Severus shrugged, but Lily thought his eyes looked a little glassy, and she decided it was probably best not to push the subject. So she said nothing, just laid her head on his shoulder and wrapped her arm around the other one, rubbing circles on it with her thumb.
He didn’t say anything either. They never needed to.
They sat there like that, in comfortable silence, for a few more minutes before Severus broke it.
“How did you find me here?” He didn’t look at her as he spoke, and although he was clearly trying to make it sound like simple curiosity, Lily knew why he was asking.
“I noticed you weren’t at the feast. Obviously.”
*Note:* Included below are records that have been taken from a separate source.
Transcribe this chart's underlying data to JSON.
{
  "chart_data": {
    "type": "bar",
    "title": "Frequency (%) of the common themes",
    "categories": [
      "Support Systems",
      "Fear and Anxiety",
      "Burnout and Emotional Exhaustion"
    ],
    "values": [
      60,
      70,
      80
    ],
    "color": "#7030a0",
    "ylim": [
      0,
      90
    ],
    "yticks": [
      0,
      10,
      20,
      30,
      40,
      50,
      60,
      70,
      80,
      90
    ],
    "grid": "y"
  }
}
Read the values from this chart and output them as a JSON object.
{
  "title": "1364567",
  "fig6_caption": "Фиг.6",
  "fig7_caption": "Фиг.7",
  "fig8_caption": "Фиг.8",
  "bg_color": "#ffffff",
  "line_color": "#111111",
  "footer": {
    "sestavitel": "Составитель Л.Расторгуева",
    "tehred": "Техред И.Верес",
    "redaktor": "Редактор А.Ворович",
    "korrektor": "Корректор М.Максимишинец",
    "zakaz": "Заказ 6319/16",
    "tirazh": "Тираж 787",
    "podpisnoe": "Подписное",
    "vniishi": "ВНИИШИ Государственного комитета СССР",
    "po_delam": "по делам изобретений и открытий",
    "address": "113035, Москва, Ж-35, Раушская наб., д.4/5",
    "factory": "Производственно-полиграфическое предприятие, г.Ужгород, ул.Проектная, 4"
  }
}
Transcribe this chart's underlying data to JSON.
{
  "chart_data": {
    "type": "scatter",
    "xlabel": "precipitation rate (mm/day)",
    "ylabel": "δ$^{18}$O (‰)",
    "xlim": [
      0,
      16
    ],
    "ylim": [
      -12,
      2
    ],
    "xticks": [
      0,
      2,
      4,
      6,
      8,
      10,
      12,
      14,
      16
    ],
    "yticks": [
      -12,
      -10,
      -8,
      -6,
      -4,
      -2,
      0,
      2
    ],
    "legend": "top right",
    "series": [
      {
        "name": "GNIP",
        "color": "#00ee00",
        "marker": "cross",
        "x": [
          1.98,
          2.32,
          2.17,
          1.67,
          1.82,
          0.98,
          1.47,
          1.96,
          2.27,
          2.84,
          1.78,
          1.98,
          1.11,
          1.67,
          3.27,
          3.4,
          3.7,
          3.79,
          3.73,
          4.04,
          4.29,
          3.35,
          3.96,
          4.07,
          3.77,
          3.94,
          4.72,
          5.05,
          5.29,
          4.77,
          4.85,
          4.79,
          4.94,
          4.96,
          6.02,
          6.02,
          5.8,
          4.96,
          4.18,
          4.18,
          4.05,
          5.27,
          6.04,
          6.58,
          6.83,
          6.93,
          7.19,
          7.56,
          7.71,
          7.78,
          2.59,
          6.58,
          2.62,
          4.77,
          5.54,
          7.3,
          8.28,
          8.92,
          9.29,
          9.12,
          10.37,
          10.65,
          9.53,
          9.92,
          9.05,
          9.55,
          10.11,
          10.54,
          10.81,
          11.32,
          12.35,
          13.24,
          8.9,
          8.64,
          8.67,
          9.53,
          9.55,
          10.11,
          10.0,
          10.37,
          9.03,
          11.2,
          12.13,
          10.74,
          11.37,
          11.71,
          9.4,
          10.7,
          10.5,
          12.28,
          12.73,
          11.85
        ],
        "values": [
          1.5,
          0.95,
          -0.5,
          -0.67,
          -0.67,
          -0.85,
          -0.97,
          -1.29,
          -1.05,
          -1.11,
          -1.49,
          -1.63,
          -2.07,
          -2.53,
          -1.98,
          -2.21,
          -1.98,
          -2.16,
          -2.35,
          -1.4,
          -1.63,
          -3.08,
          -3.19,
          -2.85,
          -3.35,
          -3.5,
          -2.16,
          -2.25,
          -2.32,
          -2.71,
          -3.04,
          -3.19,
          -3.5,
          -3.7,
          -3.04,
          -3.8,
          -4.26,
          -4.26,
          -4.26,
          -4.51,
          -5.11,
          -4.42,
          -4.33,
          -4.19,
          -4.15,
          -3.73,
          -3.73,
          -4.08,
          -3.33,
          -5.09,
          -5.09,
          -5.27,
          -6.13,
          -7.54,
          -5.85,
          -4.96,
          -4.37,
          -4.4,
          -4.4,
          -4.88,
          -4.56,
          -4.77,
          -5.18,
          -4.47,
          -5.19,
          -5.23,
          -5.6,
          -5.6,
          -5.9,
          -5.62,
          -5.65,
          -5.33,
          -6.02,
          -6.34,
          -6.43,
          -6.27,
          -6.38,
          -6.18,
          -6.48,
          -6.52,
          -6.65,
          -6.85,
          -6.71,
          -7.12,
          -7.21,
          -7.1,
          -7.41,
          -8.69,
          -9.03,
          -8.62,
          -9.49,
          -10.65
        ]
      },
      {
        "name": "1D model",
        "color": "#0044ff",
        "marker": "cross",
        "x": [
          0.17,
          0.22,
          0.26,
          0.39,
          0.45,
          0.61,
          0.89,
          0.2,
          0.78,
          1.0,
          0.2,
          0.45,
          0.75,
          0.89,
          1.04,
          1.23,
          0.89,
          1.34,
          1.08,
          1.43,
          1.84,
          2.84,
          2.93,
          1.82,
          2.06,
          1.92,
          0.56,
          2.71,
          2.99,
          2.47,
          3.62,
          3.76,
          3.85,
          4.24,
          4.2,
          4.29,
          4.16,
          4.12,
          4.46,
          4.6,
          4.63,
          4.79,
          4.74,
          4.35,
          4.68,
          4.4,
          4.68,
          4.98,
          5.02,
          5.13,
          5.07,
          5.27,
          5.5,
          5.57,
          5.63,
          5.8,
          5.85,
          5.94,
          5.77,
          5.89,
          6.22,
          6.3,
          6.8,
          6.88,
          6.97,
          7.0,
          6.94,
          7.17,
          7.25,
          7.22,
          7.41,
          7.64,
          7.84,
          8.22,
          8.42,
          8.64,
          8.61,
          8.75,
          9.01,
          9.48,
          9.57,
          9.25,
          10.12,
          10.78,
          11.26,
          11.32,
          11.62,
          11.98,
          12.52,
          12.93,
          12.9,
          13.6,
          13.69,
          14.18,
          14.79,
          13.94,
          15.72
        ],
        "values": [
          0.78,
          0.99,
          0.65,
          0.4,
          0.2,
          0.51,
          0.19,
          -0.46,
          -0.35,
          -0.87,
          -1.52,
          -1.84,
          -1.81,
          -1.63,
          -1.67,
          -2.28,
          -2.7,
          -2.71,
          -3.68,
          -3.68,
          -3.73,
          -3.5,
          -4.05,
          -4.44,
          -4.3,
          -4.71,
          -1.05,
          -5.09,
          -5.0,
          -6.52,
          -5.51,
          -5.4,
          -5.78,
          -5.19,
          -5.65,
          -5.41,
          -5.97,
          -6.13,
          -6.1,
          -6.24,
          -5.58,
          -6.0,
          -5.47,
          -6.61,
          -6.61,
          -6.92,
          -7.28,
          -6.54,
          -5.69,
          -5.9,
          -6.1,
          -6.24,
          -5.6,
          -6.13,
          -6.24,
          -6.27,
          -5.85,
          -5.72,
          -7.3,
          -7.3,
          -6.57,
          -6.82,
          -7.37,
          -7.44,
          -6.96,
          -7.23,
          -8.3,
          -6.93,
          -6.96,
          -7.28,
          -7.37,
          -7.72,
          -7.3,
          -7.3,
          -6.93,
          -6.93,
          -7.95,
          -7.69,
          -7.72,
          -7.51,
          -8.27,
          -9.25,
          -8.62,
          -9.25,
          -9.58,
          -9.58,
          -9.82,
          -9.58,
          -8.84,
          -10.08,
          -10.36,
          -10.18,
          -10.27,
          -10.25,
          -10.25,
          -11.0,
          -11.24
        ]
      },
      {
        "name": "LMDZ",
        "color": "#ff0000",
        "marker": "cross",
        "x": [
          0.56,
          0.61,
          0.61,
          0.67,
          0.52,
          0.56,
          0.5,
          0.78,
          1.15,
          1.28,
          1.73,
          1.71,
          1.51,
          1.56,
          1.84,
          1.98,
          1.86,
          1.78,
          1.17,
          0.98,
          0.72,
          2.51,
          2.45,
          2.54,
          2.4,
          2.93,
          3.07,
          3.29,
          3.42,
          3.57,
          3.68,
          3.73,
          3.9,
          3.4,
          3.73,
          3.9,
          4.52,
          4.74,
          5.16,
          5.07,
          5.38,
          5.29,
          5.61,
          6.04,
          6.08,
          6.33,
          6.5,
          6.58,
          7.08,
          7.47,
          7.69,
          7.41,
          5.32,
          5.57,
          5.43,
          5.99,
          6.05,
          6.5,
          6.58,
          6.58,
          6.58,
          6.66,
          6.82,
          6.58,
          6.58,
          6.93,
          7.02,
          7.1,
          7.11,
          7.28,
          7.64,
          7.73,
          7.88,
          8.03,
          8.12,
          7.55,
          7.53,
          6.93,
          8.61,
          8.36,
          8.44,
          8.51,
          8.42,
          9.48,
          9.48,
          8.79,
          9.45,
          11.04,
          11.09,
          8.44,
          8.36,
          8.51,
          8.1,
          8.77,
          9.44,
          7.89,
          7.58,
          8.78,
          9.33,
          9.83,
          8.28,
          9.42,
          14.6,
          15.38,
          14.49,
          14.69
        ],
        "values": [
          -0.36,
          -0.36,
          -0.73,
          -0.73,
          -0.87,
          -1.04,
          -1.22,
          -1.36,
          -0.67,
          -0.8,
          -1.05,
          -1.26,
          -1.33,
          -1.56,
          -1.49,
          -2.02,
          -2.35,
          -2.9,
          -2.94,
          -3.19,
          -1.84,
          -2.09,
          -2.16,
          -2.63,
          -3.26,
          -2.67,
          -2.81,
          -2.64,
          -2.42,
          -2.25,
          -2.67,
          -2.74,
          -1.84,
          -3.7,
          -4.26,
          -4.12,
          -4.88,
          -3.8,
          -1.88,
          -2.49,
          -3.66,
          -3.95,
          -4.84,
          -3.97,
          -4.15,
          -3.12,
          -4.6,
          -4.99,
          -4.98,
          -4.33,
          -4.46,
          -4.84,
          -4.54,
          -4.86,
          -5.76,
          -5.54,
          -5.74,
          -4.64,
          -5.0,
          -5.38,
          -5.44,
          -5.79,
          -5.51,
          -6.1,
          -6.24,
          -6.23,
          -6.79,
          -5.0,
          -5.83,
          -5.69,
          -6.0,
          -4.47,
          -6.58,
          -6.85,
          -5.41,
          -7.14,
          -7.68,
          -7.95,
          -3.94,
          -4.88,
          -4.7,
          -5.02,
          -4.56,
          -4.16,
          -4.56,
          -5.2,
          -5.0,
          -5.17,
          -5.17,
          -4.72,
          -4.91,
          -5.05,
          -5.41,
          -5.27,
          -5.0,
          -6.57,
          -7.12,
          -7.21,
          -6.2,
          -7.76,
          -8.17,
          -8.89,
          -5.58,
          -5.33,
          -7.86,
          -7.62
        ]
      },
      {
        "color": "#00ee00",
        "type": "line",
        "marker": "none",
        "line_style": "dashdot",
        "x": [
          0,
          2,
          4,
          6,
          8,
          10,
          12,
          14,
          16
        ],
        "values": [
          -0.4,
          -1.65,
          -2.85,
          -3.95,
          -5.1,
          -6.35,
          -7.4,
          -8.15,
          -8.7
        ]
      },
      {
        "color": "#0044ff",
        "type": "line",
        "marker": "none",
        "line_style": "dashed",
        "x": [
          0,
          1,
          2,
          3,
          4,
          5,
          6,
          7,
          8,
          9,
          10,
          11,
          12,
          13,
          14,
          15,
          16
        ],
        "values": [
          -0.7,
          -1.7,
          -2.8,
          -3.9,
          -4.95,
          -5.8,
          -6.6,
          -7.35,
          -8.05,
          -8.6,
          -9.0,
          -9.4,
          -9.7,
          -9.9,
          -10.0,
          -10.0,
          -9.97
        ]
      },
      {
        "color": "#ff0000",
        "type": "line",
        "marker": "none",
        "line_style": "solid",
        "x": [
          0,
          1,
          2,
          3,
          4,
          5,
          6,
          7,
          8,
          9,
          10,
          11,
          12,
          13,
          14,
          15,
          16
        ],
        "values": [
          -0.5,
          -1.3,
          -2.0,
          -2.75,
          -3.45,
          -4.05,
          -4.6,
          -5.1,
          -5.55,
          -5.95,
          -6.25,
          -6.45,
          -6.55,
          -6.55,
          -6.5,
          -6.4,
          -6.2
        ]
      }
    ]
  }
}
Severus smiled at her snark, but there was something hopeful in his eyes that tugged at Lily’s heart when she looked up at him.
“Really?”
“Of course!” She pushed away the hair that had fallen in his face again before adding, “You dunderhead!” for good measure.
Lily wished she had a camera on her to capture the crooked grin—her favorite sight in the world—that resulted from that remark. Although she was already scheming a way to get another one out of him rather soon...
Unfortunately, it didn’t last too long as he turned to the side again and she could hear more slugs falling into the basin with a sickening splat. When he turned back around, some of his hair was plastered to his face with slug slime, and Lily figured she had better take care of that before she made any bigger plans. She pulled a hair tie out of her pocket and grabbed a tissue from the box on the bedside table, and was about to clean off his hair and pull it back for him when an idea struck her.
“Sev?” She asked.
“Yeah?”
“Can I braid your hair?”
She had always liked to do it when they were younger, although these days, he seemed more and more concerned with looking “cool” (whatever that meant), so he wasn’t as keen on it anymore. But maybe something that reminded him of simpler times—of days in the summer sunshine in Cokeworth with no Potter or Black, no Mulciber or Avery, no Gryffindor or Slytherin—might make him feel a bit better.
Severus sighed, but it was not without a smile.
“You can do whatever you want.”
As Lily kneeled on the bed behind him and got to work, threading her fingers through soft, dark strands in perfect synchrony with Severus’s breathing, everything felt a little lighter. And when Severus looked up at her with love in his eyes and a soft smile on his face, Lily knew they would be just fine.